From a bestselling author in Mexico comes her English-language debut–an enthralling historical novel about the tragic reign of Empress Carlota of Mexico.
It’s 1863. Napoleon III has installed a foreign monarch in Mexico to squash the current regime. Maximilian von Habsburg of Austria accepts the emperor’s crown. But it is his wife, the brilliant and ambitious Princess Charlotte, who throws herself passionately into the role. Known to the people as Empress Carlota, she rules deftly from behind the scenes while her husband contents himself with philandering and decorating the palace.
But Carlota bears a guilty secret. Trapped in a loveless marriage, she’s thrown herself into a reckless affair. Desire has blinded Carlota to its consequences, for it has left her vulnerable to her sole trusted confidante. Carlota’s devious lady-in-waiting has political beliefs of her own–and they are strong enough to cause her to betray the empress and join a plot to depose her from the throne. As Carlota grows increasingly, maddeningly defenseless, both her own fate and that of the empire are at stake.
A sweeping historical novel of forbidden love, dangerous secrets, courtly intrigue, and treachery, The Empress passionately reimagines the tragic romance and ill-fated reign of the most unforgettable royal couple of nineteenth-century Europe during the last throes of the Second Empire.
This is the first review I’m writing in ages and I admit, I feel like a novice. But I shall endeavor to do my best as I tell you why I did not enjoy this and why I eventually gave up. It caught my interest because I admit, the cover is intriguing. But this was proof that one should never judge a book by its cover. If you have Amazon Prime, they allow you to pick a new release every month through a program called First Reads. You get said book about a month ahead of release. It’s a fantastic program. I don’t always pick something, but if they have something eye-catching, I go for it.
I had never heard of Empress Carlotta, which was a delight for me. I love discovering new figures to read about and I love reading about things I’m unfamiliar with. As we begin in 1863, I thought it would be interesting to see other world events since we were in the midst of our own Civil War. (We tend to forget that the world has other goings on.)
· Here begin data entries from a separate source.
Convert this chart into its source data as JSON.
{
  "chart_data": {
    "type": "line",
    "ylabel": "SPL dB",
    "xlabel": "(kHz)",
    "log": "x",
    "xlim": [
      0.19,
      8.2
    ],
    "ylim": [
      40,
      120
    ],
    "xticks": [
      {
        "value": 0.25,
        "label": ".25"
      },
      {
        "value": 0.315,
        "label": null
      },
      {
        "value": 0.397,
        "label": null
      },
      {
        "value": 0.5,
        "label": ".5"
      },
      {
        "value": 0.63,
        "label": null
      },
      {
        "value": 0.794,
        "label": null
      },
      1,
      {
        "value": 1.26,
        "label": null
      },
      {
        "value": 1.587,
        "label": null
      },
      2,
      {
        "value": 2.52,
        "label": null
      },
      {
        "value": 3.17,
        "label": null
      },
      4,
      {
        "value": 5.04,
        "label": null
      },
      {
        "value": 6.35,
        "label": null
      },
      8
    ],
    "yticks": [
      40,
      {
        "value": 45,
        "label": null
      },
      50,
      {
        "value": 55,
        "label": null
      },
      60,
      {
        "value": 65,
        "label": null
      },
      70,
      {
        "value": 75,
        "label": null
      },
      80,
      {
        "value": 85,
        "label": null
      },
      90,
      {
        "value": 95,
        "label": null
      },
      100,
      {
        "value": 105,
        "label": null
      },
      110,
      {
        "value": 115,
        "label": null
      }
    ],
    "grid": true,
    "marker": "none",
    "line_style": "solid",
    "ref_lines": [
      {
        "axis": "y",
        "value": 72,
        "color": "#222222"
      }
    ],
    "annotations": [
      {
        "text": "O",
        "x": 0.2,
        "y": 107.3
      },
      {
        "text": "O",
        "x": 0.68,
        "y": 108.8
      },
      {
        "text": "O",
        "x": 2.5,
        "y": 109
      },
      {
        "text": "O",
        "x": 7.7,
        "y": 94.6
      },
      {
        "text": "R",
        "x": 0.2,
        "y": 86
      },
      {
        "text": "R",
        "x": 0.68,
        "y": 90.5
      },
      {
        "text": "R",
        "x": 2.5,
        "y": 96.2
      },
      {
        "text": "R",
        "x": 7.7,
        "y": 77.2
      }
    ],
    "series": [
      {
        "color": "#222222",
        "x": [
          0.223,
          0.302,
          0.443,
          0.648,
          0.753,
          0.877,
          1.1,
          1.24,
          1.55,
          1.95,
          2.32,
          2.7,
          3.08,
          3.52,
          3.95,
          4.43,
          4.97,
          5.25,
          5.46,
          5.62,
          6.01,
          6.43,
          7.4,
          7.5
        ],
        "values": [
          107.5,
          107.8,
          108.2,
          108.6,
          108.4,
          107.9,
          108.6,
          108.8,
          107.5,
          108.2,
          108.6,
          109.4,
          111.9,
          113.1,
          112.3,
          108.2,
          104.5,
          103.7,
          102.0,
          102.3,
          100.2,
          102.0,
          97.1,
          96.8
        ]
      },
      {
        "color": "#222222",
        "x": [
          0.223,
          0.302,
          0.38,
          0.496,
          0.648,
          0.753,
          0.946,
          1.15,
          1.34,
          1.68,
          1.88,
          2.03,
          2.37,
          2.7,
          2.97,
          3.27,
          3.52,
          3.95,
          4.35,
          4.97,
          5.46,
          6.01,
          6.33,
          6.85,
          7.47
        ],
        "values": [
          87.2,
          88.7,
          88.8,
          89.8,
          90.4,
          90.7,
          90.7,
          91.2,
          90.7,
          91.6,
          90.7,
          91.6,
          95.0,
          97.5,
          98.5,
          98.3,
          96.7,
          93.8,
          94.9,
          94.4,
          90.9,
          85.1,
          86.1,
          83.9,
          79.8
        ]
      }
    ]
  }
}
Let’s just say the first scene was…peculiar. I’m not opposed to sex in books. I’m really not. If it’s tasteful and appropriate, I am entirely fine with it being there. But when it’s the first thing and the lady bits are compared to a ripe, juicy mango…(I kid you not.) We are not off to a good start. (I don’t know about you, but that was a touch strange and offputting to me. But I kept calm and carried on. Haha.)
After that, ah, eye-opening intro, we get introduced to Charlotte, who is known in Mexico as Carlotta. The daughter of Emperor Leopold I of Belgium. She was an idealistic young bride…who surprise, surprise, ends up in a marriage that isn’t very happy. Her husband…is forgettable, as are every other character mentioned. I do recall that her sister in law, the famed Sissi, and she did not get along.
I’m not one to give up on books. But I had to in this case. Every single character is a cliche and they’re each so stuff and one dimensional that cardboard seems to be more lively. I was hoping to get pulled in, but I never did, which was extremely disappointing to me. I know little about Mexico’s rich history and I still know little.
Also…the choppiness was atrocious. This book hopped around more than a jackrabbit that a hunter keeps shooting at. It wasn’t linear, which, if it was interesting wouldn’t have been so bad, but this just added to the confusion. Whilst I realize that this was a translation, and perhaps it would have been better in its original language (Spanish), I was disappointed. It’s definitely good that this was free, else I would request a refund.
If you’re interested in learning more, I daresay that Wikipedia might provide more beneficial information to you.
It was a 1 of 5 for me…and the one is because the cover was pretty.